中山手机网站设计,谷歌搜索引擎官网,纯文本网站,泉州百度网站快速优化二叉树的遍历分为前序遍历#xff0c;中序遍历#xff0c;后序遍历#xff0c;层序遍历#xff0c;在本文中#xff0c;前三种由递归实现#xff0c;层序遍历由队列实现。
#include stdio.h
#include stdlib.h
#include windows.h
…二叉树的遍历分为前序遍历中序遍历后序遍历层序遍历在本文中前三种由递归实现层序遍历由队列实现。
#include stdio.h
#include stdlib.h
#include windows.h
typedef struct Node
{char data;struct Node *Left;struct Node *Right;struct Node *Next;
}BT;typedef struct { /* 链队列结构 */BT *rear; /* 指向队尾结点 */BT *front; /* 指向队头结点 */
} LinkQueue;
//入队
LinkQueue* AddQuee(LinkQueue *PtrL,BT* item)

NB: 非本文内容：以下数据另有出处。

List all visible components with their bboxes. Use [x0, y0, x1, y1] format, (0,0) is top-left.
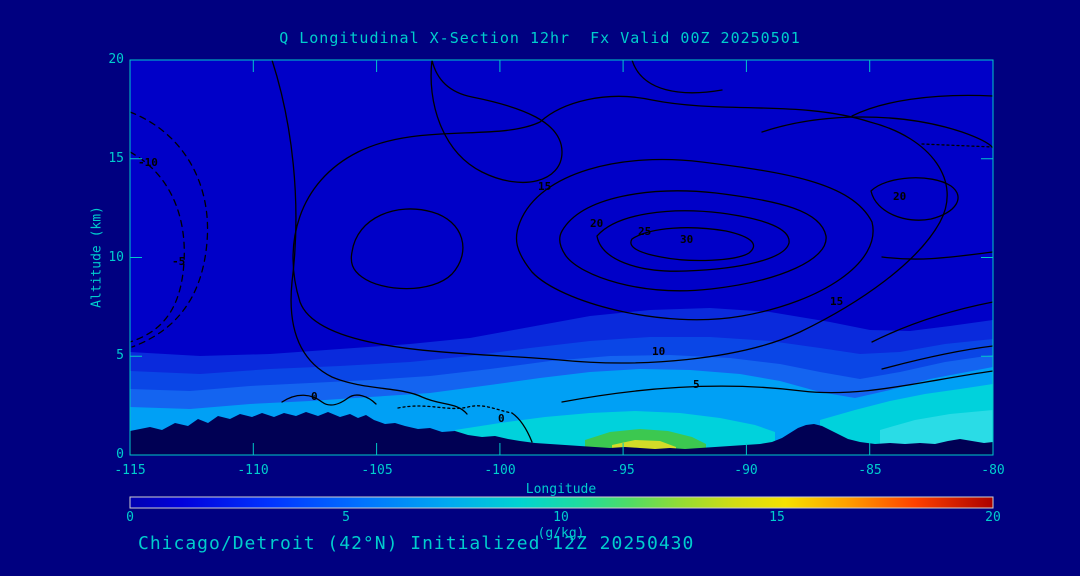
x-tick--115: -115: [114, 463, 146, 478]
x-tick--110: -110: [237, 463, 269, 478]
colorbar-tick-20: 20: [985, 510, 1001, 525]
contour-label: 25: [638, 225, 652, 238]
colorbar: [129, 496, 994, 509]
plot-area: [130, 60, 993, 455]
contour-label: 20: [893, 190, 907, 203]
footer-caption: Chicago/Detroit (42°N) Initialized 12Z 2…: [138, 533, 695, 554]
contour-label: 0: [498, 412, 505, 425]
colorbar-units-label: (g/kg): [537, 526, 585, 541]
colorbar-tick-0: 0: [126, 510, 134, 525]
contour-label: 30: [680, 233, 694, 246]
contour-lines: [130, 60, 993, 443]
contour-label: 0: [311, 390, 318, 403]
contour-label: 15: [830, 295, 844, 308]
y-tick-10: 10: [108, 250, 124, 265]
y-tick-5: 5: [116, 348, 124, 363]
y-tick-20: 20: [108, 52, 124, 67]
x-tick--95: -95: [611, 463, 635, 478]
plot-title: Q Longitudinal X-Section 12hr Fx Valid 0…: [279, 29, 801, 47]
contour-label: 5: [693, 378, 700, 391]
x-tick--80: -80: [981, 463, 1005, 478]
contour-label: -10: [138, 156, 158, 169]
y-tick-0: 0: [116, 447, 124, 462]
colorbar-tick-15: 15: [769, 510, 785, 525]
x-tick--105: -105: [361, 463, 393, 478]
x-tick--100: -100: [484, 463, 516, 478]
contour-label: -5: [172, 255, 186, 268]
x-tick--85: -85: [858, 463, 882, 478]
axes-frame: [129, 59, 994, 456]
x-axis-label: Longitude: [525, 482, 597, 497]
contour-label: 10: [652, 345, 666, 358]
colorbar-tick-5: 5: [342, 510, 350, 525]
contour-label: 20: [590, 217, 604, 230]
y-tick-15: 15: [108, 151, 124, 166]
colorbar-tick-10: 10: [553, 510, 569, 525]
terrain-silhouette: [130, 412, 993, 455]
x-tick--90: -90: [734, 463, 758, 478]
contour-label: 15: [538, 180, 552, 193]
colorbar-gradient: [129, 496, 994, 509]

{BT *node;nodePtrL-rear;if (PtrL-frontNULL){BT *q(BT*)malloc(sizeof(BT));q-Leftitem-Left;q-Rightitem-Right;q-NextNULL;q-dataitem-data;PtrL-frontq;PtrL-rearq;return PtrL;}else{BT *q(BT*)malloc(sizeof(BT));q-NextNULL;q-Leftitem-Left;q-Rightitem-Right;q-dataitem-data;node-Nextq;PtrL-rearq;return PtrL;}
}
//出队
BT* DeleteQ ( LinkQueue *PtrQ )
{BT *firstNode;//BT* NodeItem;if (PtrQ-frontNULL){printf(queue is empty);return NULL;}firstNodePtrQ-front;if (PtrQ-frontPtrQ-rear){PtrQ-frontPtrQ-rearNULL;}else{PtrQ-frontPtrQ-front-Next;}//NodeItem-datafirstNode-data;//free(firstNode);return firstNode;
}
//判断是否为空
int isempty(LinkQueue *PtrL)
{if (PtrL-rearNULL){return 1;}else{return 0;}
}BT *CreateBiTree()
{char ch;BT *T;printf(please enter tree node:);scanf(%c,ch);if (ch#){TNULL;}else{T(BT*)malloc(sizeof(BT));T-datach;T-LeftCreateBiTree();T-RightCreateBiTree();}return T;
}//先序遍历
void PreOrderTraversal( BT* tree)
{if (tree){printf(%c ,tree-data);PreOrderTraversal(tree-Left);PreOrderTraversal(tree-Right);}
}//中序遍历
void InOrderTraversal(BT* tree)
{if (tree){PreOrderTraversal(tree-Left);printf(%c ,tree-data);PreOrderTraversal(tree-Right);}
}//后序遍历
void PostOderTraversal(BT *tree)
{if (tree){PostOderTraversal(tree-Left);PostOderTraversal(tree-Right);printf(%c ,tree-data);}
}
//层序遍历
void LevelOrderTraversal(BT *tree)
{BT *bt;LinkQueue *q(LinkQueue*)malloc(sizeof(LinkQueue));q-frontNULL;q-rearNULL;if (!tree){return;}AddQuee(q,tree);while(isempty(q)0){btDeleteQ(q);printf(%c ,bt-data);if (bt-Left) AddQuee(q,bt-Left);if (bt-Right) AddQuee(q,bt-Right);}}int PostOrderGetHeight( BT* tree )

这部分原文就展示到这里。